There is no utopian delusions of any government being untainted in some way or any leadership that is intrinsically good - but neither will I accept that the people should tolerate a government that is intentionally deceptive.
You point about Wall Street is poignant as well. The markets are apolitical, and a-religious and focused singularly on profit, and a different kind of world is certainly on the horizon.
The new chairman of the Senate Intelligence Committee, Sen. John D. Rockefeller IV, has sharply criticized the administration’s increasingly combative stance, telling the New York Times that efforts to portray Iran as a growing threat are uncomfortably reminiscent of rhetoric about Iraq before the American invasion. He warned that the administration is building a case even as intelligence agencies still know little about either Iran’s internal dynamics or its intentions in the Middle East. “To be quite honest, I’m a little concerned that it’s Iraq again,” the senator said. “This whole concept of moving against Iran is bizarre.”
1- Repeal the presidential findings that has caused embargoes gainst Iran - u do not need Congress for that.
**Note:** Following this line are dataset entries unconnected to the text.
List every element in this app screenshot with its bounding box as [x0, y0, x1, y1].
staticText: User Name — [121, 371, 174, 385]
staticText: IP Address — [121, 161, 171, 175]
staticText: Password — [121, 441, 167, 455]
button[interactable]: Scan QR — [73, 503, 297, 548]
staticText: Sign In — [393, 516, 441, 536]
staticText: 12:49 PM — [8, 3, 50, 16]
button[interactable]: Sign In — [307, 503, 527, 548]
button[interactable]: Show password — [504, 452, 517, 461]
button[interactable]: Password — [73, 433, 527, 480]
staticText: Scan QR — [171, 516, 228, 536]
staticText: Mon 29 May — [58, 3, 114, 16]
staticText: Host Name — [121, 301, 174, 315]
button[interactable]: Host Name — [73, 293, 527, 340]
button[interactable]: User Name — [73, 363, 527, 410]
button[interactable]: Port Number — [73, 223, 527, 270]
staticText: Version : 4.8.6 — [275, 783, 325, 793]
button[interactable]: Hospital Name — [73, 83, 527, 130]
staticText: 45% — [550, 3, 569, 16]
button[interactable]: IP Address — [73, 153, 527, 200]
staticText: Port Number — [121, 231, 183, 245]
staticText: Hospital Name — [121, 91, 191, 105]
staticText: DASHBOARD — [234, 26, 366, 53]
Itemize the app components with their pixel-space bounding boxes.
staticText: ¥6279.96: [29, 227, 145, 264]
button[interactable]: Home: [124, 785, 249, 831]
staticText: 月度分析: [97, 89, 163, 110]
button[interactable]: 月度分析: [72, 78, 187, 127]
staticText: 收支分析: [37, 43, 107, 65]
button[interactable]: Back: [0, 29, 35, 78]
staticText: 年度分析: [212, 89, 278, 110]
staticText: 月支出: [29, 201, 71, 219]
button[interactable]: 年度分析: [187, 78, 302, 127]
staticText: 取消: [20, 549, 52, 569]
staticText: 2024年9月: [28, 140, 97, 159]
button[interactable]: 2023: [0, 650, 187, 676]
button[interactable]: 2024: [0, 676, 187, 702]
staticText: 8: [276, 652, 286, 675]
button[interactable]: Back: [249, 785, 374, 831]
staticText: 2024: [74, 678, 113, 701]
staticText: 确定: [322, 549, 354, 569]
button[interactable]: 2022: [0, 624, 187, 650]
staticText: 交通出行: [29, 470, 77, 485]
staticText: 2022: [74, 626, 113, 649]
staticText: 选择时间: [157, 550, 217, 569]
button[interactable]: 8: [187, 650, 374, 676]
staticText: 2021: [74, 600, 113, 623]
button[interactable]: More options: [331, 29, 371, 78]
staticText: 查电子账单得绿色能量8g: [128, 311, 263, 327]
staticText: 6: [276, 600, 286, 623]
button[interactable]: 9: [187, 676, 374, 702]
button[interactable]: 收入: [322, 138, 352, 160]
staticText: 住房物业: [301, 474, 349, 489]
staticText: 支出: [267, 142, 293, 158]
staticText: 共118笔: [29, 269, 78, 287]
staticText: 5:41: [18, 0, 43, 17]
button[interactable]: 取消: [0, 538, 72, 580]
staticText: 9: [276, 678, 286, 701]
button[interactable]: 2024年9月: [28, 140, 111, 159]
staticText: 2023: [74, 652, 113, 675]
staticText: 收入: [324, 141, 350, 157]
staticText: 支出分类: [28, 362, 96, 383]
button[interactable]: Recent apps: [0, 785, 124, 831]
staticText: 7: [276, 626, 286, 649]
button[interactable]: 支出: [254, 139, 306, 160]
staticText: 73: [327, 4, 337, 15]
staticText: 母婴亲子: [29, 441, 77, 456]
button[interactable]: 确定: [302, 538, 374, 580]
This way you will show to teh Iranians that you are neither obdurate nor vindictive - you are willing to let bygones be bygone.
2- Get the Nuclear file send back to IAEA - you are only hurting yourselves by giving other states power over the resolution of an essentially bi-lateral issue.
3- Re-affirm your committment to the Algiers Agreements
4- Decalre a date for leaving Iraq.
5- Replan your policies in the Near East in the light of the increased Iranian power.
6- Begin the process of political negogiations between the two states so that the next President can have something to build on.
7- Try to keep EU, Russia, China, Israel, Saudi Arabia and others out of dealings with Iran - Korean Six-Party talks were a disaster for US.
8- Coordinate all of this with neutral states that are trusted by Iran (South Africa, Switzerland) and with Iran.
Even if the most maximal claims about Iraq's WMD had turned out to be true, Iraq would still have had no more destructive potential than, say, North Korea.
It is self-evident that North Korea represents no acute threat to the United States.
The Iraq war was about the Bush Doctrine, ideologically, but it was promoted - in and out of the White House- and supported - from AEI to American living rooms - because when perceived costs of aggression are low, aggression is popular and aggressors - and the supporters of aggression -prosper.
It works the same here as it does for Ahmadinejad in Iran.
You're right to look with skepticism for the deeper strategic understanding behind regretting one's vote. What you're seeing is an instinctive recoil a self-evidently bad experience. But that is the reaction of a fundamentally pragmatic nation-state. Thank goodness. Such basic reactions are the best we can hope for.